Welcome to East High in Albuquerque, New Mexico, the backdrop and filming location for the most successful film musical trilogy of all time, High School Musical. Ms. Jenn is the new drama teacher at East High and her big vision is to stage a high school musical production of High School Musical, the licensed stage production based on the Disney Channel Original Movie of the same name that took place at this very school. This inciting incident brings together a group of students that wouldn’t otherwise have gotten close, similar to the plot of the film High School Musical.
The series takes a cue from The Office and Christopher Guest films like Waiting for Guffman to offer what feels like a documentary with talking head reaction shots as the events unfold. Since it’s aimed more at adults, expect some mild language, including a bleeped-out swear from a student, and some sexually implied scenarios. It’s the kind of series that would’ve been on Freeform instead of Disney Channel if this were the pre-Disney+ world of 2019, which, you know, it still kind of is.
As silly as the premise may be and as much as it pokes fun at the source material, there’s also a deep reverence for it. The leads are so charismatic and appealing and audiences will quickly find the tension between them is gripping. The characters are clearly inspired by many of the characters from High School Musical, but aren’t purely copycats either. They actually end up feeling a lot more well rounded.

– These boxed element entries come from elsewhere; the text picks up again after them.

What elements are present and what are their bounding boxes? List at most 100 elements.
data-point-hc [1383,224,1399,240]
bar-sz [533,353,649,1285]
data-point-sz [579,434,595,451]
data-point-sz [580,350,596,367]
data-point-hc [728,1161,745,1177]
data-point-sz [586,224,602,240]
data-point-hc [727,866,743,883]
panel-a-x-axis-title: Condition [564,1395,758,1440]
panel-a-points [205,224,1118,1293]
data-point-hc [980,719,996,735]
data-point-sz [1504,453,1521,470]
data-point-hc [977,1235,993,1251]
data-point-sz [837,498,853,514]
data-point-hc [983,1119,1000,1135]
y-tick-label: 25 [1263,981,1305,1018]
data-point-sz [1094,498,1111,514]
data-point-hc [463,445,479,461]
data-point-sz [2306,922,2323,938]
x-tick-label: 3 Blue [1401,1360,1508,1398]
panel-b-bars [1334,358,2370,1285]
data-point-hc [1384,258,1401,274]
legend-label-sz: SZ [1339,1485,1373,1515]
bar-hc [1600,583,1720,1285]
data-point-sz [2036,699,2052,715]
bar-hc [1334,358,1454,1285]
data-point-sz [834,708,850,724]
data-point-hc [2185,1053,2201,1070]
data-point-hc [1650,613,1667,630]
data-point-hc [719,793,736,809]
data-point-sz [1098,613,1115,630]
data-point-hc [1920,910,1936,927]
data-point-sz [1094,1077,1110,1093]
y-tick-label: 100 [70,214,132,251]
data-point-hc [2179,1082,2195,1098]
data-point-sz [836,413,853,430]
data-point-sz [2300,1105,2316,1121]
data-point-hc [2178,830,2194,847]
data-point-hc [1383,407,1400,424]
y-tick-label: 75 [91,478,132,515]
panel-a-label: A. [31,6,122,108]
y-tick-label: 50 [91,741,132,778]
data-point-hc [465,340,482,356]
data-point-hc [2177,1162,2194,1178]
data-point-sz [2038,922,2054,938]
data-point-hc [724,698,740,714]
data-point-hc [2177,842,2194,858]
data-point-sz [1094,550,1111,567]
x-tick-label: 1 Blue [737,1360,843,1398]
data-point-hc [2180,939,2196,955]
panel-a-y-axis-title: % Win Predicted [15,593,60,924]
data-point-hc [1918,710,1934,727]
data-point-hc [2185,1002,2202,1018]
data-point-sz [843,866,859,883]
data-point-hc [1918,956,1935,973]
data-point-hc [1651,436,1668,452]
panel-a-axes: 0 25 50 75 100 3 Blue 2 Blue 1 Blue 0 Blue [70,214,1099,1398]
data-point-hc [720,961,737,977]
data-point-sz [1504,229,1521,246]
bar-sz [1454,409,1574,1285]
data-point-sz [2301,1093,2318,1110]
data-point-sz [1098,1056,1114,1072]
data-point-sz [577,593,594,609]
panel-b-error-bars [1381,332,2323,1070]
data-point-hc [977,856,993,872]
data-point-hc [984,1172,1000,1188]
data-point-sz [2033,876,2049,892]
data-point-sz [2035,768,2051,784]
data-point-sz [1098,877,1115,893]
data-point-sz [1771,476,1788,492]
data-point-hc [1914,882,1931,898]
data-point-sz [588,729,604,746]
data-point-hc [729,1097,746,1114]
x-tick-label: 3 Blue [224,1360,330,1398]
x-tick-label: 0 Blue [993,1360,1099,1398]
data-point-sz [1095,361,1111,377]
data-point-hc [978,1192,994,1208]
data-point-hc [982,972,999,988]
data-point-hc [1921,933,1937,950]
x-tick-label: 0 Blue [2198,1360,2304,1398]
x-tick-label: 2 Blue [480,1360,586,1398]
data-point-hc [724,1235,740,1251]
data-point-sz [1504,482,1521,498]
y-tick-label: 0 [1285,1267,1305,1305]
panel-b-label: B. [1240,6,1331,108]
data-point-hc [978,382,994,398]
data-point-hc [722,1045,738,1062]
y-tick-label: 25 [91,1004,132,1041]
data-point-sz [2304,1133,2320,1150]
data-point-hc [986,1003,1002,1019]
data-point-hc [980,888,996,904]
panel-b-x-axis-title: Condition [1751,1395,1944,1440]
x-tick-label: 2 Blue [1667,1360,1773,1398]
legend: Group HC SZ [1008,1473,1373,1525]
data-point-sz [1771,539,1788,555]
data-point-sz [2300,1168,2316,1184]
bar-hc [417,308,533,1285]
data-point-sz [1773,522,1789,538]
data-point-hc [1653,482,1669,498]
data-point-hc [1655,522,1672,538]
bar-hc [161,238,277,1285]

The story centers around Nini (Olivia Rodrigo, Bizaardvark), an academic student who broke up with Ricky (Joshua Bassett, Stuck in the Middle) at the beginning of the summer when he didn’t reciprocate her love confession. Now back at school, Ricky is ready to get back together with Nini only to find that she has a new boyfriend she met at a musical summer camp and he also happens to be the school’s basketball star, EJ (Matt Cornett). In an effort to win Nini back, Ricky auditions for East High’s production of High School Musical and ends up mixed in with the theater crowd that includes the school’s star actress (Sofia Wylie, Andi Mack), a flamboyant choreographer (Frankie A. Rodriguez), and an intense director bent on making the cast fit together no matter what.
I saw the pilot at the D23 Expo, along with a quick panel discussion hosted by Corbin Bleu and some of the cast from the series. I went from not expecting much to being a champion for the series, which I expect to go viral and possibly even nab Disney+ some of its first TV award nominations (also The Mandalorian, but that’s a different galaxy for a different article).
Over the course of ten episodes, fans will watch the drama unfold in ways the condensed films never could. It’s inspired by a film you know well, but is still fresh, new, and reinvigorating. Unlike some of Disney’s recent revivals that aimed at an audience younger than fans of the original material (Girl Meets World, the remake of Adventures in Babysitting, etc…) this series is aimed at fans who were Disney Channel’s target age in the late 2000’s and gives them something nostalgic and new all at once. Yes, it’s fabulous.